WASHINGTON – Suddenly changes to Social Security may be on the table as President Barack Obama and congressional leaders negotiate a deal to raise the national debt ceiling and trim future budget deficits.
While Obama denies he’d do anything to harm the program, he’s also said he’d like to strengthen it for the future. Several proposals from bipartisan commissions and think tanks have outlined how that might be done. Most involve changing the cost-of-living formula by which benefits rise to compensate for inflation. Others propose “means-testing” for the wealthy so they don’t get as much. Those ideas are getting renewed attention now.
Whether you oppose or support cutting Social Security benefits as part of the pending debt-deficit deal, there’s little disagreement that the beloved program in its current form is on an unsustainable economic path.
Social Security has enough cash to cover benefits for 25 more years, but it will become insolvent in 2036, according to its trustees. That’s when program revenues will no longer keep pace with payments because of a smaller tax base and longer life expectancy.
The urgency of that truth created shockwaves last year when separate reports by two heralded budget panels offered similar sobering solutions for righting the program’s finances.
In November 2010, the Bipartisan Policy Center’s Debt Reduction Task Force, co-chaired by former Senate Budget Committee Chairman Pete Domenici, a Republican, and former White House Budget Director Alice Rivlin, a Democrat, called for increasing Social Security payroll taxes, curbing benefit growth for high earners and requiring the nation’s 5.7 million state and local government workers to contribute payroll taxes for Social Security.
These and other changes would save the program more than $1.1 trillion between 2012 and 2030, according to their task force report, “Restoring America’s Future.”
Weeks later, President Obama’s bipartisan National Commission on Fiscal Responsibility and Reform called for equally jarring program changes, such as adjusting the benefit-determination formula to slow future growth, increasing ages for early and full retirement and increasing the payroll tax to cover 90 percent of national wages instead of the current 83 percent.
Those recommendations are getting a second look as lawmakers and the White House negotiate to raise the debt limit by Aug 2 and trim projected budget deficits by up to $4 trillion over the next decade.
After media reports surfaced late Wednesday that Obama was offering Social Security cuts, White House spokesman Jay Carney backed away from those claims on Thursday.
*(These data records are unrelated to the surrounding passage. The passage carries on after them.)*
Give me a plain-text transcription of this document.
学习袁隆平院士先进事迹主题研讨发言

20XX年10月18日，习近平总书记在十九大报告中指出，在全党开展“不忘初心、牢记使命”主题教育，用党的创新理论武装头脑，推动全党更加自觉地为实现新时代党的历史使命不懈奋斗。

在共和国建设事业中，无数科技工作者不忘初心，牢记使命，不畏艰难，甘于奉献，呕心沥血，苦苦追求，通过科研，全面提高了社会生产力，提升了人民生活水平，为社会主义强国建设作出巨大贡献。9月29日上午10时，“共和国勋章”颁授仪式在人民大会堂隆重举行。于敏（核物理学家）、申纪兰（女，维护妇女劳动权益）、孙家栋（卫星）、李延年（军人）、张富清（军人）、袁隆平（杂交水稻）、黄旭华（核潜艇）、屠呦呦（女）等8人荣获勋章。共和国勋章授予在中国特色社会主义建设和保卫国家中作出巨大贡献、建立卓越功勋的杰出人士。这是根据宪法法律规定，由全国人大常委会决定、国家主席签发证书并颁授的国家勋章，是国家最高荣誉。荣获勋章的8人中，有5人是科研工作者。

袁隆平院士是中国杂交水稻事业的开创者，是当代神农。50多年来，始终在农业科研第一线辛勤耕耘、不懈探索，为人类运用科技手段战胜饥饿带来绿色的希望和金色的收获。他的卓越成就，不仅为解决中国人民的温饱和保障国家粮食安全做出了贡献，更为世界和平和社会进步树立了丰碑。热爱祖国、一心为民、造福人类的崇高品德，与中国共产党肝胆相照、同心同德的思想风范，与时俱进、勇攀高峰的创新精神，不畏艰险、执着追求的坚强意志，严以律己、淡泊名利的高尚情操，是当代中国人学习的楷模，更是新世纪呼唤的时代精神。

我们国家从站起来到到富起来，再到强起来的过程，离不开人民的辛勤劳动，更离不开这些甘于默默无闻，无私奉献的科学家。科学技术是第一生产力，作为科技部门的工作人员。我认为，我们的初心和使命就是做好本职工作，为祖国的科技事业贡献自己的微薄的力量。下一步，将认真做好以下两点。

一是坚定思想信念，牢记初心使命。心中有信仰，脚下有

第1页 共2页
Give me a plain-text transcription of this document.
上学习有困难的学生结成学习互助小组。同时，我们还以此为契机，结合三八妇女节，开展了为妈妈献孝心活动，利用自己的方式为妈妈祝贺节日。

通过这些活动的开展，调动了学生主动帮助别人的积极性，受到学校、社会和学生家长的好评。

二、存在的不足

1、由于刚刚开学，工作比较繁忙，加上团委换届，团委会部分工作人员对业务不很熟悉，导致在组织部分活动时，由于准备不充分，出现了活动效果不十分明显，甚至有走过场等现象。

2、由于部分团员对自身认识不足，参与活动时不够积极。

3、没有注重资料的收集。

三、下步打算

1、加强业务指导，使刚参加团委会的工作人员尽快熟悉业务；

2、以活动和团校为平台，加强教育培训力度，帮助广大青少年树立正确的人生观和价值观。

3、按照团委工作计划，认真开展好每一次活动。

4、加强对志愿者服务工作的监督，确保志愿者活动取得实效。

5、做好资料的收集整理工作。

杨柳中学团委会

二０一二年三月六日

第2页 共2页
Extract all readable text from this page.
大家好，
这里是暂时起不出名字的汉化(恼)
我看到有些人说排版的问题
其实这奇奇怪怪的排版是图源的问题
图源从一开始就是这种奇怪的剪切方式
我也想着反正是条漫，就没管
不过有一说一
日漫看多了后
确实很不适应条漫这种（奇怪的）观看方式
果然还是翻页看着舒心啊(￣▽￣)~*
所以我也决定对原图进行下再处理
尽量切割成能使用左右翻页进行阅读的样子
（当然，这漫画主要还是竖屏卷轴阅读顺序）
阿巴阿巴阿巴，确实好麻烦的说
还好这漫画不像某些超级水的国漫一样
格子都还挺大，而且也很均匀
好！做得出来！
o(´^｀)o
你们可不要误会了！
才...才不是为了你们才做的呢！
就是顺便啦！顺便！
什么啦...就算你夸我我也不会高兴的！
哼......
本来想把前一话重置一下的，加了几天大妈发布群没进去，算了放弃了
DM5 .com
“There is no news here – the president has always said that while Social Security is not a major driver of the deficit, we do need to strengthen the program, and the president said in the State of the Union Address that he wanted to work with both parties to do so in a balanced way that preserves the promise of the program and doesn’t slash benefits,” Carney said.
That statement didn’t rule out possible changes in benefits to strengthen the program long term.
Domenici and Rivlin want to increase slowly the amount of wages subject to Social Security payroll taxes. Currently, those taxes are collected on wages up to a maximum of $106,800, or 83 percent of total national wages. Over the next 38 years, the task force would gradually increase the amount to cover 90 percent of all wages, earning the program $542 billion from 2012 to 2030.
Obama’s commission would do the same thing, reaching the 90 percent mark by 2050. Its recommendation would increase the taxable maximum to $190,000 in 2020, up from $168,000 for that year under current law.